Where did that money go? Mainly, it went to paying off debts owed by GM and Chrysler, and – in an historic distortion of our bankruptcy proceedings – to securing the pensions and livelihoods of UAW workers. It turns out the real debt was that of Mr. Obama to organized labor, which had ponied up some $400 million to help him defeat John McCain.
The Obama administration strong-armed the auto companies’ creditors into accepting undeniably unfair terms – terms that saw pensions obliterated for non-union workers but saved for those carrying a UAW card. Terms that saw non-UAW shops close but UAW factories stay open. Terms that doled out ownership in GM with political favoritism as a guiding principle.

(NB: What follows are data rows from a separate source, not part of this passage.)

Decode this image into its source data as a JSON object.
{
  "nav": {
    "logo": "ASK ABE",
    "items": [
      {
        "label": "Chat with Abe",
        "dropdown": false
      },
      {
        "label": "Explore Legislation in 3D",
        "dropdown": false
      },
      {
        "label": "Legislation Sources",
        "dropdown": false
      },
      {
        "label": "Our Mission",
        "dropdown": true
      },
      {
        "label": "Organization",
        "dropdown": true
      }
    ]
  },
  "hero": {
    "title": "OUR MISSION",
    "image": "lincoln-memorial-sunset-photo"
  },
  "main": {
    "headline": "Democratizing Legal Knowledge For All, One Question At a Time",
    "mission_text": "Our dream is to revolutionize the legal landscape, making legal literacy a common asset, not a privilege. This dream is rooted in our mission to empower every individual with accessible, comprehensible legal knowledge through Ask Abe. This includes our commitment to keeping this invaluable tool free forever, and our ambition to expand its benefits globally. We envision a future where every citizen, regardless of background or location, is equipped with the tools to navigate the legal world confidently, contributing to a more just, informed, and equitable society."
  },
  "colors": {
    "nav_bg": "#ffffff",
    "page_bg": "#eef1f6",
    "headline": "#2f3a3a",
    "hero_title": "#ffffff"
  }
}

These charges are not at issue. In the government-managed reorganization of GM, bond holders (secured bond holders, who normally are at the top of the pay-out chart) were given equity in the carmaker at a price of $2.7 billion per one percent ownership. The government ended up paying $834 million for every one percent it claimed; the UAW paid only $629 million.
https://www.thefiscaltimes.com/Columns/2012/10/17/Obamas-Auto-Bailout-Was-Really-a-Hefty-Union-Payoff
The alterenatives to what happened were that bond holders could collect their share of what money was made by parting out the company. A few thousand bond holders get some portion of their investment, but 1 million workers lose their jobs. The fact is that if those bond holders had held on to the equity shares they got in the transaction they'd have made out far better than the 25% of their investment they'd have gotten in a liquidation.
You still have not offered any evidence that Waggoner was forced out because of a demand from the UAW, so that is pure conjecture.
So what would a million workers have cost the federal government if they went on unemployment, food stamps and other forms of federal and state welfare?